Following a 91% drop in revenues in November, hotels nationally are now projecting a 72% drop on average for the first three weeks of December with 44% expecting falls in excess of 75%. Despite these record drops in revenue for December, hotels will be excluded from the Covid Restrictions Support Scheme, as people are not being restricted from entering a hotel, they are simply being restricted from ‘leaving their county’ in order to enter a hotel.

According to the IHF, accommodation providers are specifically excluded from qualifying under Level 3 restrictions even where they meet the required 75% drop in turnover criteria.

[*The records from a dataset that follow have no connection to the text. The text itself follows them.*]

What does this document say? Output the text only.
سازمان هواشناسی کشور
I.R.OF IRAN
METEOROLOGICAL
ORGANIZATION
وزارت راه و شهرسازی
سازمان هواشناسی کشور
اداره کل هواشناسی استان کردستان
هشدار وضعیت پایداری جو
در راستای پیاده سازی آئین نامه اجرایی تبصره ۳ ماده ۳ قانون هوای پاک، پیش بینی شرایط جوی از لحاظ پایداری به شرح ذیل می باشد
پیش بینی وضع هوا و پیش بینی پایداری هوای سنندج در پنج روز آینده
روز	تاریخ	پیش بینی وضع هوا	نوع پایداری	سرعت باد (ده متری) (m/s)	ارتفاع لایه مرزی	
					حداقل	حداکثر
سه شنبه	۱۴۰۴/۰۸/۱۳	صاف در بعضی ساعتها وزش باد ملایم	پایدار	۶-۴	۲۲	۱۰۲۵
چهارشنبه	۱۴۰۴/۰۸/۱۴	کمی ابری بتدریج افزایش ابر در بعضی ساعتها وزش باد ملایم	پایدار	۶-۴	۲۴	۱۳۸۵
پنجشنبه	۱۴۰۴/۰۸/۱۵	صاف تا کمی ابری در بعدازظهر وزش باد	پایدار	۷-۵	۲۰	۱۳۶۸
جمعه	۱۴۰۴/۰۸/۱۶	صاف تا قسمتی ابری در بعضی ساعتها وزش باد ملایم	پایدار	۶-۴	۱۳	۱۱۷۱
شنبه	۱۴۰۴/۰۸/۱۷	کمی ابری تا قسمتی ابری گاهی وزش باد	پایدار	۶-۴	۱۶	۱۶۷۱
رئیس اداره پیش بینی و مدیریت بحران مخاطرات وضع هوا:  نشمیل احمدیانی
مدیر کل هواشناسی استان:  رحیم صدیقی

Mr Mealiff called on the Government to review the Covid Restrictions Support Scheme (CRSS) as a matter of urgency as many hotels project revenue drops in excess of 75%.

“Currently accommodation providers can only accept bookings from within their county, which represents only a very small proportion of hotel accommodation at this time of year," said Mr Mealiff, who also owns the Hotel Kilmore. "The result is that, in order to comply with Government restrictions, accommodation providers are required to restrict the vast majority of their usual customer base from accessing their premises. This is having an enormous impact, leading to a collapse in turnover. Surely a 75% reduction in turnover due to the Government specifically not allowing people leave their county is exactly the type of devastating situation that the CRSS was intended to support?

“Public health is the number one priority, and we support the Government’s aim of reopening the country safely. However, hotels and guesthouses continue to be disproportionately impacted by Government restrictions with disastrous implications for revenue and related employment within our sector. We are seeking a level playing field and are calling on the Government to reconsider their approach to the operation of the CRSS so that further damage is not done to the sector. Pre-Covid, tourism in Cavan and Monaghan, of which hotels are a key component, supported 4,800 jobs and generated €138m in local revenues,” says Mr Mealiff.